13 Section 51AD of the Trade Practices Act provides as follows:
A corporation must not, in trade or commerce, contravene an applicable industry code.
14 Section 51AE provides that regulations may prescribe an industry code and declare it to be a mandatory industry code. That is what the Regulations do in that they make the Franchising Code of Conduct ("the Code") a prescribed industry code and declare it a mandatory industry code. It is not necessary to refer to the provisions of the Code in any detail. The short point is that it requires a franchisor to disclose certain information to a prospective franchisee before the latter enters into a franchise agreement. Annexed to the Code are two disclosure statements, one a long form statement which is relevant where the franchised business has an expected annual turnover of $50,000 or more (Annexure 1) and, the second, a short form statement which is relevant where the franchised business has an expected annual turnover of less than $50,000 (Annexure 2).
15 The applicant alleges that he should have been given a copy of a disclosure statement in the form of Annexure 1 and a copy of the Code. It alleges that if it had been given copies of those documents it would not have entered into the agreement. It alleges that it has suffered loss and damages by reason of entering into the agreement and it seeks to recover that loss and damage under s 82 of the Trade Practices Act. The applicant alleges that the second respondent was a person involved in the contravention within the provisions of s 75B of the Trade Practices Act.
16 The applicant seeks summary judgment on this claim.
17 In their defence, the respondents admit that in or about September 2004 the first respondent and the applicant made an oral distribution agreement in relation to Jianshe motor cycles and other related products, and parts from China. It disputes that the terms were as alleged by the applicant and pleads what it says were the terms of the agreement. The first respondent makes a cross-claim against the applicant in which it alleges that, in breach of the distribution agreement, the applicant failed to pay the first respondent certain moneys owing to the first respondent.
18 The relevant orders in the amended notice of motion seek judgment for damages to be assessed on the cause of action based on the alleged contravention of s 51AD of the Trade Practices Act. In the course of submissions, the applicant sought to reformulate the orders it asked the Court to make.

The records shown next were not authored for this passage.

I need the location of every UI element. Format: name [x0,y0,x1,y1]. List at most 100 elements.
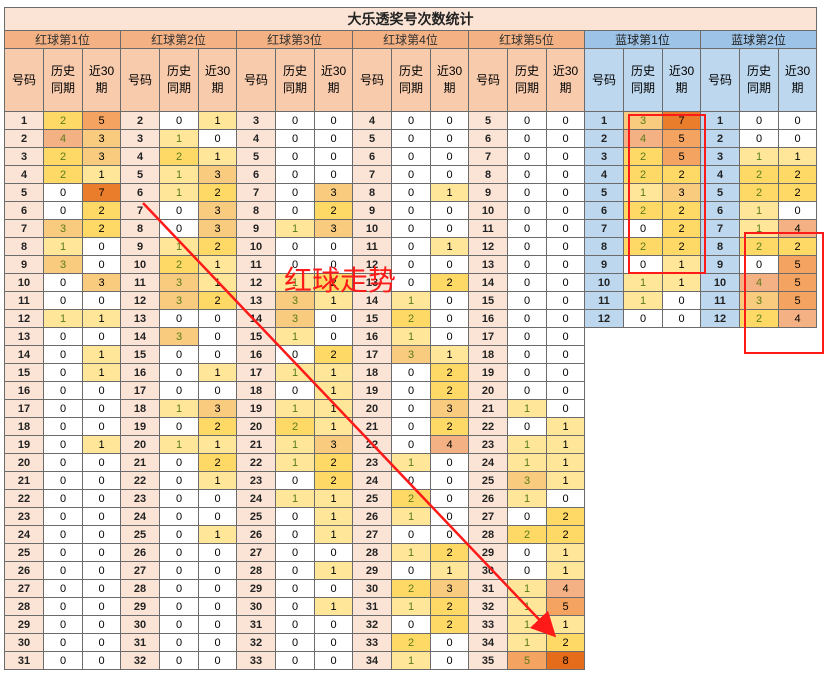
history-count: 0 [275,147,315,166]
history-count: 0 [275,381,315,400]
ball-number: 29 [236,579,276,598]
recent30-count: 3 [430,579,469,598]
history-count: 1 [275,489,315,508]
history-count: 0 [275,345,315,364]
history-count: 2 [275,417,315,436]
recent30-count: 0 [430,525,469,544]
empty-cell [778,543,817,562]
empty-cell [739,345,779,364]
ball-number: 19 [120,417,160,436]
history-count: 0 [43,399,83,418]
ball-number: 19 [4,435,44,454]
ball-number: 15 [352,309,392,328]
ball-number: 16 [236,345,276,364]
ball-number: 3 [584,147,624,166]
history-count: 2 [391,489,431,508]
column-header: 近30 期 [82,48,121,112]
group-header-5: 红球第5位 [468,30,585,49]
history-count: 1 [159,165,199,184]
ball-number: 13 [236,291,276,310]
ball-number: 33 [236,651,276,670]
empty-cell [700,615,740,634]
ball-number: 5 [468,111,508,130]
empty-cell [584,507,624,526]
recent30-count: 0 [314,615,353,634]
ball-number: 23 [468,435,508,454]
empty-cell [623,399,663,418]
history-count: 0 [159,507,199,526]
recent30-count: 0 [546,363,585,382]
recent30-count: 0 [430,453,469,472]
recent30-count: 0 [198,579,237,598]
history-count: 1 [43,309,83,328]
ball-number: 27 [4,579,44,598]
recent30-count: 0 [777,129,818,148]
ball-number: 31 [4,651,44,670]
ball-number: 29 [468,543,508,562]
history-count: 0 [43,579,83,598]
empty-cell [584,453,624,472]
ball-number: 24 [120,507,160,526]
history-count: 0 [159,417,199,436]
history-count: 4 [739,273,779,292]
empty-cell [778,417,817,436]
history-count: 0 [275,507,315,526]
recent30-count: 0 [314,633,353,652]
history-count: 0 [43,453,83,472]
ball-number: 2 [584,129,624,148]
recent30-count: 2 [430,381,469,400]
column-header: 号码 [4,48,44,112]
history-count: 0 [43,633,83,652]
recent30-count: 0 [314,111,353,130]
history-count: 0 [43,543,83,562]
ball-number: 17 [236,363,276,382]
trend-annotation: 红球走势 [284,265,397,296]
empty-cell [739,525,779,544]
recent30-count: 0 [82,543,121,562]
ball-number: 31 [120,633,160,652]
ball-number: 30 [120,615,160,634]
empty-cell [584,651,624,670]
empty-cell [584,471,624,490]
group-header-row: 红球第1位 红球第2位 红球第3位 红球第4位 红球第5位 蓝球第1位 蓝球第2位 [4,30,818,49]
recent30-count: 1 [314,399,353,418]
history-count: 0 [507,417,547,436]
history-count: 0 [391,471,431,490]
empty-cell [739,435,779,454]
empty-cell [739,399,779,418]
ball-number: 11 [352,237,392,256]
empty-cell [623,381,663,400]
ball-number: 6 [120,183,160,202]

The applicant said that in lieu of the orders in the amended notice of motion, it sought by way of summary judgment a declaration that the first respondent has contravened s 51AD of the Trade Practices Act and a declaration that the second respondent is a person who aided, abetted, counselled or procured or induced or was directly or indirectly knowingly concerned in the contravention of s 51AD by the first respondent.
19 The respondents opposed the applicant's application to further amend its notice of motion in this way. I said that I would rule on the application when determining the applicant's application.
20 For the purposes of its summary judgment application, the applicant confined its case to the assertion that the agreement was a franchise agreement within the Regulations because it was a motor vehicle dealership agreement within reg 4(2). In other words, it did not seek to establish on the summary judgment application its alternative plea that it was a franchise agreement within reg 4(1).